Print Quarterly, December 2019
The eighteenth century in the current issue of Print Quarterly:
Print Quarterly 36.4 (December 2019)

Étienne Fessard and Augustin de Saint-Aubin, after Charles Natoire, Gaetano Brunetti, and Paolo Antonio Brunetti, Perspective View of the Chapel of Enfants Trouvés in Paris, 1759, etching and engraving, sheet (trimmed) 80 × 59 cm (New York, Metropolitan Museum of Art).
A R T I C L E S
Rena M. Hoisington, “Étienne Fessard’s Prints of the Chapel of the Hôpital des Enfants Trouvés in Paris,” pp. 404–25.
Soon after Charles Natoire (1700–1777) completed his cycle of paintings for the Chapel of the Hôpital des Enfants Trouvés in Paris, Fessard announced a subscription plan for a series of prints reproducing them. Often addressed merely for their documentary value, these prints are here analysed as objects in themselves. The article explores their complex publication history and assesses them in the context of Fessard’s career. Also analysed is the series’ repercussion on the reputation of the artists involved in their realization, Natoire included.
N O T E S A N D R E V I E W S
Colin Harrison, Review of Peter Whitfield, Oxford in Prints: 1675–1900 (Bodleian Library, 2016), p. 448.

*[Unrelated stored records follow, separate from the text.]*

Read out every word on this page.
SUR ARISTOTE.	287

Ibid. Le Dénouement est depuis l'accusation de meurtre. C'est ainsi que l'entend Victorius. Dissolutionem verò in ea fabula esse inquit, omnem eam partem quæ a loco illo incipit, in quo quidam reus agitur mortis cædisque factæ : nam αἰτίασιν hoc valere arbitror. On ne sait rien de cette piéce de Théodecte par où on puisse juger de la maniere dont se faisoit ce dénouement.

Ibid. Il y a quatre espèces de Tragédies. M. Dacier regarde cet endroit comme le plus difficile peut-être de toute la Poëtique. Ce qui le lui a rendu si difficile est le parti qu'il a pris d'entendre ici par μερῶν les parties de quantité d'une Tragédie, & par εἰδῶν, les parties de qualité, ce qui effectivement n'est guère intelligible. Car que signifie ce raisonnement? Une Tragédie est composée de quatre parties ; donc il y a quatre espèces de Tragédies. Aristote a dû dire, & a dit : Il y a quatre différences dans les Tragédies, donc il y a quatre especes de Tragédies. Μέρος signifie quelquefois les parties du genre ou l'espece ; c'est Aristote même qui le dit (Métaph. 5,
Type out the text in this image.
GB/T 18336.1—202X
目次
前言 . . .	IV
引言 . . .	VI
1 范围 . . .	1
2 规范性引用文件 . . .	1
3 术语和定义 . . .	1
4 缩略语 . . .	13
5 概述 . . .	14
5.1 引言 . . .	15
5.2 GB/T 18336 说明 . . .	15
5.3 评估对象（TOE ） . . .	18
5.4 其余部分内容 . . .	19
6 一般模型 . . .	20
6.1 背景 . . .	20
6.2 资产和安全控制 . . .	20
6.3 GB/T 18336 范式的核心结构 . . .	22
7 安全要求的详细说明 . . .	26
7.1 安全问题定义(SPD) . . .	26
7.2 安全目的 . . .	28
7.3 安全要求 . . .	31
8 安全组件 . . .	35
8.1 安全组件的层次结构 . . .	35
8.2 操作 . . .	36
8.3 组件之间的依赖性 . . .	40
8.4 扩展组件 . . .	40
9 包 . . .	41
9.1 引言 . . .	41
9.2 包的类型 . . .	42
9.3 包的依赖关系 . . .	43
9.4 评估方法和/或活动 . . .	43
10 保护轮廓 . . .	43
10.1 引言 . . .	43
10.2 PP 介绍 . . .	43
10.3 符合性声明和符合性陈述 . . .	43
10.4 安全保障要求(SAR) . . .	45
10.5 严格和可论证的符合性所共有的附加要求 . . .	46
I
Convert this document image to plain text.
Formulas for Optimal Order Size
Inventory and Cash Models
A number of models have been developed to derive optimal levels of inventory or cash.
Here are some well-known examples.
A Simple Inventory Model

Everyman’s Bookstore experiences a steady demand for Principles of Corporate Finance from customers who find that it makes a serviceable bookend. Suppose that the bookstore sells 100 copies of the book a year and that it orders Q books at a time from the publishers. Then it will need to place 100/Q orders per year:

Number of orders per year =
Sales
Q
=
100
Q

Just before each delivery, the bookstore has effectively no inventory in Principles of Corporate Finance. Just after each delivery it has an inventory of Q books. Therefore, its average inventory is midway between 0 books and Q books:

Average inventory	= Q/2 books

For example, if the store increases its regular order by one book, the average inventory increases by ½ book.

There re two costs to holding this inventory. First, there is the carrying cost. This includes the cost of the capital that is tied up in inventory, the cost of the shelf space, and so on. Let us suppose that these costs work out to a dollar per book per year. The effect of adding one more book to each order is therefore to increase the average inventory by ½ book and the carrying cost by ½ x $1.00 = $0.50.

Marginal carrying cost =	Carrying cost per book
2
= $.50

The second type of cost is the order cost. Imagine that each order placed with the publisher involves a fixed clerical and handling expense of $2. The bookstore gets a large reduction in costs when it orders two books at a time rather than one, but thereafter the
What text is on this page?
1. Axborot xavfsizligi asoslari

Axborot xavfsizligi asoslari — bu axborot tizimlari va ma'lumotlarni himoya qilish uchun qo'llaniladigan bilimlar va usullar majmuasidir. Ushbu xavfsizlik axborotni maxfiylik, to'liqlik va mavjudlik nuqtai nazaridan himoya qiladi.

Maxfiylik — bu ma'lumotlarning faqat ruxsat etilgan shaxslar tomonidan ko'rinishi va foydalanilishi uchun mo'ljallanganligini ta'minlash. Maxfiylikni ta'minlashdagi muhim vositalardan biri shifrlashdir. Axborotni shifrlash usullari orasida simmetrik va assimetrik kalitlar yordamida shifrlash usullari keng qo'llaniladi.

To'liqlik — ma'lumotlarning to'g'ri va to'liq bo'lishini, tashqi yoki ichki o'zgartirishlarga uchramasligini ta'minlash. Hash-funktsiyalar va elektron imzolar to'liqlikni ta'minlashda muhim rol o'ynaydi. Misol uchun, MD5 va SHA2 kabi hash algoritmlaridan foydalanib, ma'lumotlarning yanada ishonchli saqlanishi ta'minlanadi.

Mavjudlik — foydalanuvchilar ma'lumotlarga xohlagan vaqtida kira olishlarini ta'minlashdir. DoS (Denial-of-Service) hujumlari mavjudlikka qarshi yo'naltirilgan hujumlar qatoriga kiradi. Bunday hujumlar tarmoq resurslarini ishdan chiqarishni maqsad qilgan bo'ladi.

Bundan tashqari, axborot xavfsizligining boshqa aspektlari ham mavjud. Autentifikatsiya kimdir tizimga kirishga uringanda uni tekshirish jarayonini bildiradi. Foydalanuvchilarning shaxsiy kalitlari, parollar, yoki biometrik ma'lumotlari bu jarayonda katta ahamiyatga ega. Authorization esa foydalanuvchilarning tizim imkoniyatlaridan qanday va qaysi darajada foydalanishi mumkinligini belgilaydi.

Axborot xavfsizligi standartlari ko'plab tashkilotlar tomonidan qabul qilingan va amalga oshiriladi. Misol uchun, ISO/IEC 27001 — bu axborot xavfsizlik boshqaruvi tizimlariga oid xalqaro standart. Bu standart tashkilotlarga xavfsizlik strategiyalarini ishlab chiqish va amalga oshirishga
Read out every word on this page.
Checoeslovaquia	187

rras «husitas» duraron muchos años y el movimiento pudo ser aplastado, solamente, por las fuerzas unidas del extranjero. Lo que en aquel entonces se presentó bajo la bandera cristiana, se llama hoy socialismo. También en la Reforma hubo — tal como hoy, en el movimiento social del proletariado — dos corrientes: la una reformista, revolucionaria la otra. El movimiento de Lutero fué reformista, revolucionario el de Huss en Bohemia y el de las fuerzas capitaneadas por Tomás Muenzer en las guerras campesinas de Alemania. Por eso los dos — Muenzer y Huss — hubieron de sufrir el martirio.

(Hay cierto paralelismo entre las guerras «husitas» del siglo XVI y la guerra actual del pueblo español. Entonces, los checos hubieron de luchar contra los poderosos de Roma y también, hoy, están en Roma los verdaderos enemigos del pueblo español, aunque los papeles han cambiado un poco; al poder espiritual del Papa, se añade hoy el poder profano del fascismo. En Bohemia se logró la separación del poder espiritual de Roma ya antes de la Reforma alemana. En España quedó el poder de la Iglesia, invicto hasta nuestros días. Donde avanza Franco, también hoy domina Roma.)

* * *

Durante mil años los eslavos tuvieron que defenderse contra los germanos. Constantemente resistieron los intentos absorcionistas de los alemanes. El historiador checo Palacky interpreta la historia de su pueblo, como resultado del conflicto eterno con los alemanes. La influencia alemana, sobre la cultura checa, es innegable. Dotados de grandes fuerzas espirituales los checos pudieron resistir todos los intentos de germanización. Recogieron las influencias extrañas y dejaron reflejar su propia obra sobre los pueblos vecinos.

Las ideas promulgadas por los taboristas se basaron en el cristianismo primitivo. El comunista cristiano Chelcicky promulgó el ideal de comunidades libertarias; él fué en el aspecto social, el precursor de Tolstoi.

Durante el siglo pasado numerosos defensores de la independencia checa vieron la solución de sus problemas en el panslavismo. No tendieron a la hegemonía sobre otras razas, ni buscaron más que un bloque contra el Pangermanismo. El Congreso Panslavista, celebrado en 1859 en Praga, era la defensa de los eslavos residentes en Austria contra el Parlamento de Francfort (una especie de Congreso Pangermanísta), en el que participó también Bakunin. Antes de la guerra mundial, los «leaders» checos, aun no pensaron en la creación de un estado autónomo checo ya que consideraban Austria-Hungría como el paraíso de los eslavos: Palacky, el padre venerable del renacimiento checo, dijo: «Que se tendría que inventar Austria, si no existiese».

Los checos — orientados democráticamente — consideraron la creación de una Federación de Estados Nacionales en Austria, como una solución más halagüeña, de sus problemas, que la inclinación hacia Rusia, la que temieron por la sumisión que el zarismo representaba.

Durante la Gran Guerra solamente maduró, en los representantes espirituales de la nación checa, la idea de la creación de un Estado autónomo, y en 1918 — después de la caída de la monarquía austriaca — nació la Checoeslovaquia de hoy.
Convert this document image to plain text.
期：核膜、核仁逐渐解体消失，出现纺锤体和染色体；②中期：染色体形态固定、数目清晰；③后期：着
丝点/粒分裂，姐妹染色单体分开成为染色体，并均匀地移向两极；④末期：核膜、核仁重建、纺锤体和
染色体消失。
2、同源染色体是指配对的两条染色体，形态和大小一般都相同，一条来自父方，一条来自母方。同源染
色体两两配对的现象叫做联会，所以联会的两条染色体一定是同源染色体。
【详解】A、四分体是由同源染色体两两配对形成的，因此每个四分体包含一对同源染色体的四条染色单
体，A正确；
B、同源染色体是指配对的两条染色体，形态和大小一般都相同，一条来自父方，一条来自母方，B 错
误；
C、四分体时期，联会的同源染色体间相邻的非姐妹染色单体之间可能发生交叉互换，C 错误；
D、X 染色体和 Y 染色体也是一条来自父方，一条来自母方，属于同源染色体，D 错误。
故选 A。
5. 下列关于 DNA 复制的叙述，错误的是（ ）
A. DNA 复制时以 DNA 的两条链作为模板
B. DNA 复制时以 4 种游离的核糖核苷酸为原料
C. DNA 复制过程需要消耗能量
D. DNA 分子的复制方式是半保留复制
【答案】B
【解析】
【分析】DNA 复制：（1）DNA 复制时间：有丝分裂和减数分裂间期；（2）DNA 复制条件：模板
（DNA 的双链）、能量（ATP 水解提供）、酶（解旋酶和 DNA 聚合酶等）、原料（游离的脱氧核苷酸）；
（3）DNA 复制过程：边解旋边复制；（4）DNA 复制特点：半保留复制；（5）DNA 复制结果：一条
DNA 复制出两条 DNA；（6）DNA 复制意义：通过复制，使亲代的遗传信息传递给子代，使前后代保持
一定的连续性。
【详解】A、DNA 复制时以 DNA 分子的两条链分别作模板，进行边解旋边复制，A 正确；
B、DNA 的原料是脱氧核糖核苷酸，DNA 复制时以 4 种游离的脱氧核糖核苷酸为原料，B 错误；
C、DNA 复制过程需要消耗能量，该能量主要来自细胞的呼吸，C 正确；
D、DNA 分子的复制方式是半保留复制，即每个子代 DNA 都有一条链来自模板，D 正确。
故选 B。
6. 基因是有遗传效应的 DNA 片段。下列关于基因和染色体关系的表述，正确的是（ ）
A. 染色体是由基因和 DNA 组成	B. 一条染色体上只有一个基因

The book explores how Oxford has been pictured between 1675 and 1922 by illustrating a selection of volumes in the collection of the Bodleian Library. The largest group consists of almanacks printed by the University, which took their definitive format of a topographical headpiece with a calendar beneath in the early eighteenth century.
Jean Michel Massing, Review of Cheryl Finley, Committed to Memory: The Art of the Slave Ship Icon (Princeton University Press, 2018), p. 484–88.
The book “focuses on the life, and afterlife, of famous anti-slavery icon,” the 1788 engraved Plan of an African Ship’s lower Deck with Negroes in the proportion of only one to a Ton (484). Part One “considers abolitionist slave ship prints from the period 1788 to 1900; the remainder of the book is devoted to their stature as an icon reappropriated by twentieth-century African American, British and African artists” (488).
P U B L I C A T I O N S R E C E I V E D
Mungo Campbell and Nathan Flis, eds., William Hunter and the Anatomy of the Modern Museum, exhibition catalogue (Yale Center for British Art, and The Hunterian, University of Glasgow, in association with Yale University Press, 2018), p. 472.